By 1969, J. Edgar Hoover had focused his attention on squashing the Black Panther Party. The time for snooping was over, now it was time for action and field offices were ordered to produce results.
On November 19, 1969, the Boston FBI office requested permission from Hoover to send an anonymous letter to Black Panther Party headquarters in Berkeley, California. “It is anticipated that this letter will create additional friction between the Black Panther Party-Boston and Republic of New Africa-Boston.”
“The enclosed letter conforms with the style of memorandum prepared by [REDACTED] which is typewritten and unsigned. It will be posted from a mailbox in the vicinity of the Republic of New Africa office.”
“A carbon copy of the letter will be mailed to the Black Panther Party-Boston and the Black Panther Party-New Haven.”
The bogus letter is also located in the PRA archive. “I am beginning to believe the Connecticut ‘Pigs’ have done a service for the Black people when they arrested [REDACTED] of the Boston Black Panther party, now in New Haven. Anyone who is a faggot and homosexual does not deserve a position of leadership. We brothers and sisters have too much at stake. If [REDACTED] moral character should become public knowledge, it would prove embarrassing to all Black movements.”
In 1970, the Boston FBI office requested another anonymous mailing against the Black Panthers. Hoover sent the command on July 20, 1970 approving the COINTELPRO proposal. “This technique would appear to have extreme value” and “indicates your office is giving careful thoughtto this matter.”

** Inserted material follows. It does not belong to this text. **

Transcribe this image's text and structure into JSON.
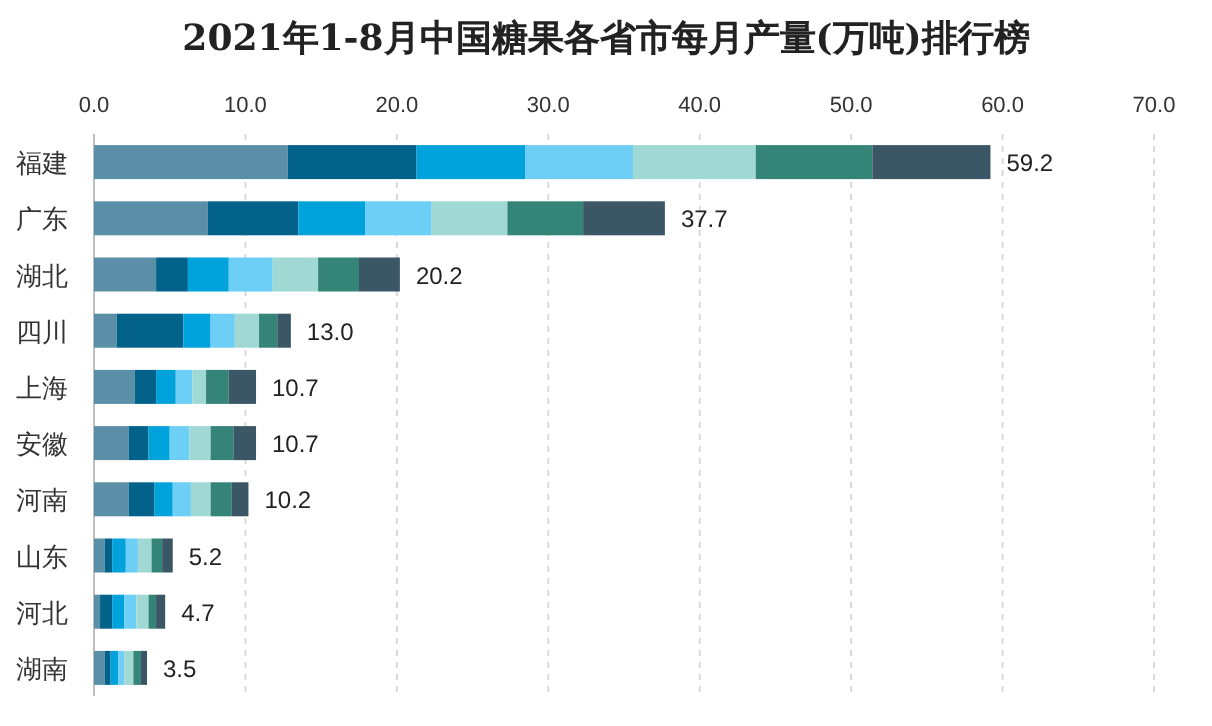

“Copies of the postcard prepared by your office as reproduced at the Bureau are being forwarded separately for anonymous mailings as proposed by your office. Insure the postcards and their mailing are properly handled in order that this counterintelligence measure is not traceable to the FBI.”
“Boston is instructed to mail copies of these postcards from various locales in the Cambridge, Massachusetts, area in order to obtain an additional possible counterintelligence benefit by virtue of the BPP and NCCF [National Committee to Combat Fascism] organizations’ current ideological and physical differences with the Progressive Labor Party located in that city.”

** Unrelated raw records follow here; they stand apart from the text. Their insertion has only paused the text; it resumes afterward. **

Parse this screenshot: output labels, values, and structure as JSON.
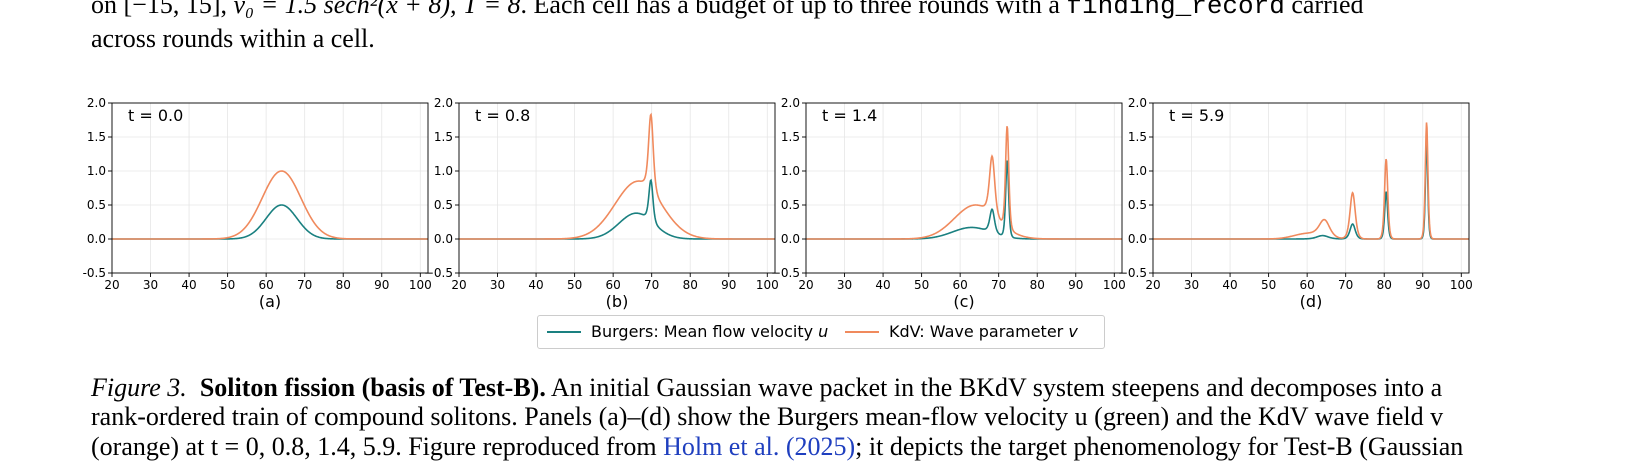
{
  "top_text": {
    "line1_a": "on [−15, 15], ",
    "line1_math": "v₀ = 1.5 sech²(x + 8), T = 8",
    "line1_b": ". Each cell has a budget of up to three rounds with a ",
    "line1_code": "finding_record",
    "line1_c": " carried",
    "line2": "across rounds within a cell."
  },
  "colors": {
    "burgers": "#1a8080",
    "kdv": "#f08a5d",
    "axis": "#000000"
  },
  "panels": [
    {
      "letter": "(a)",
      "time_label": "t = 0.0"
    },
    {
      "letter": "(b)",
      "time_label": "t = 0.8"
    },
    {
      "letter": "(c)",
      "time_label": "t = 1.4"
    },
    {
      "letter": "(d)",
      "time_label": "t = 5.9"
    }
  ],
  "axes": {
    "x_ticks": [
      "20",
      "30",
      "40",
      "50",
      "60",
      "70",
      "80",
      "90",
      "100"
    ],
    "y_ticks": [
      "2.0",
      "1.5",
      "1.0",
      "0.5",
      "0.0",
      "-0.5"
    ],
    "y_ticks_negative_styled": "−0.5"
  },
  "legend": {
    "burgers_label": "Burgers: Mean flow velocity ",
    "burgers_var": "u",
    "kdv_label": "KdV: Wave parameter ",
    "kdv_var": "v"
  },
  "caption": {
    "fig_label": "Figure 3.",
    "title": "Soliton fission (basis of Test-B).",
    "line1_rest": " An initial Gaussian wave packet in the BKdV system steepens and decomposes into a",
    "line2": "rank-ordered train of compound solitons. Panels (a)–(d) show the Burgers mean-flow velocity u (green) and the KdV wave field v",
    "line3_a": "(orange) at t = 0, 0.8, 1.4, 5.9. Figure reproduced from ",
    "line3_link": "Holm et al. (2025)",
    "line3_b": "; it depicts the target phenomenology for Test-B (Gaussian"
  },
  "chart_data": [
    {
      "type": "line",
      "title": "t = 0.0",
      "xlim": [
        20,
        102
      ],
      "ylim": [
        -0.5,
        2.0
      ],
      "xlabel": "(a)",
      "grid": true,
      "series": [
        {
          "name": "Burgers: Mean flow velocity u",
          "peaks": [
            {
              "x": 64,
              "y": 0.5,
              "w": 4.0
            }
          ]
        },
        {
          "name": "KdV: Wave parameter v",
          "peaks": [
            {
              "x": 64,
              "y": 1.0,
              "w": 5.0
            }
          ]
        }
      ]
    },
    {
      "type": "line",
      "title": "t = 0.8",
      "xlim": [
        20,
        102
      ],
      "ylim": [
        -0.5,
        2.0
      ],
      "xlabel": "(b)",
      "grid": true,
      "series": [
        {
          "name": "Burgers: Mean flow velocity u",
          "peaks": [
            {
              "x": 66,
              "y": 0.38,
              "w": 4.5
            },
            {
              "x": 69.8,
              "y": 0.6,
              "w": 0.7
            }
          ]
        },
        {
          "name": "KdV: Wave parameter v",
          "peaks": [
            {
              "x": 66.5,
              "y": 0.85,
              "w": 6.0
            },
            {
              "x": 69.8,
              "y": 1.1,
              "w": 0.8
            }
          ]
        }
      ]
    },
    {
      "type": "line",
      "title": "t = 1.4",
      "xlim": [
        20,
        102
      ],
      "ylim": [
        -0.5,
        2.0
      ],
      "xlabel": "(c)",
      "grid": true,
      "series": [
        {
          "name": "Burgers: Mean flow velocity u",
          "peaks": [
            {
              "x": 63,
              "y": 0.17,
              "w": 5.0
            },
            {
              "x": 68.3,
              "y": 0.34,
              "w": 0.8
            },
            {
              "x": 72.2,
              "y": 1.13,
              "w": 0.5
            }
          ]
        },
        {
          "name": "KdV: Wave parameter v",
          "peaks": [
            {
              "x": 64,
              "y": 0.5,
              "w": 5.5
            },
            {
              "x": 68.3,
              "y": 0.85,
              "w": 0.9
            },
            {
              "x": 72.2,
              "y": 1.5,
              "w": 0.55
            }
          ]
        }
      ]
    },
    {
      "type": "line",
      "title": "t = 5.9",
      "xlim": [
        20,
        102
      ],
      "ylim": [
        -0.5,
        2.0
      ],
      "xlabel": "(d)",
      "grid": true,
      "series": [
        {
          "name": "Burgers: Mean flow velocity u",
          "peaks": [
            {
              "x": 64,
              "y": 0.05,
              "w": 2.0
            },
            {
              "x": 71.8,
              "y": 0.22,
              "w": 0.9
            },
            {
              "x": 80.5,
              "y": 0.7,
              "w": 0.5
            },
            {
              "x": 91,
              "y": 1.47,
              "w": 0.4
            }
          ]
        },
        {
          "name": "KdV: Wave parameter v",
          "peaks": [
            {
              "x": 60,
              "y": 0.08,
              "w": 3.5
            },
            {
              "x": 64.5,
              "y": 0.25,
              "w": 1.8
            },
            {
              "x": 71.8,
              "y": 0.68,
              "w": 0.9
            },
            {
              "x": 80.5,
              "y": 1.18,
              "w": 0.55
            },
            {
              "x": 91,
              "y": 1.72,
              "w": 0.45
            }
          ]
        }
      ]
    }
  ]
}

A note at the end of Hoover’s directive gives a hint about the postcard. “Boston Office being authorized to anonymously mail postcards to individuals and organizational fund contributors and potential contributors of funds to the extremist BPP and NCCF in their area showing these groups’ misuse of funds allegedly obtained for community action programs.”
A protest at Harvard that summer resulted in four non-student SDS leaders being banned from campus. The Boston FBI office proposed to have its informant at Harvard alert the “Intelligence Division of the Boston Police Department who will in turn make the arrests at NH [National Headquarters on Massachusetts Ave in Boston].”
“This will enable the Intelligence Division to observe the activities of the NH, conduct a search incidental to the arrest, disrupt the activities, and hopefully gain intelligence data.”
The last set of COINTELPRO memos in the PRA archive about Boston are dated December 15, 1970, and also directed at the Black Panthers. The Boston FBI was again asking permission for another bogus publication, this time a pamphlet to discredit the Panther call for a People’s Constitutional Convention. The pamphlet had purported commentary from Boston-area attendees to a nation Black Panther gathering in Washington, D.C.
The COINTELPRO actions revealed in the Boston FBI memos are mild compared to some of the tactics employed elsewhere. Also, significant gaps in the record of COINTELPRO actions in Boston exist thus leaving unknown the full scope of harm caused.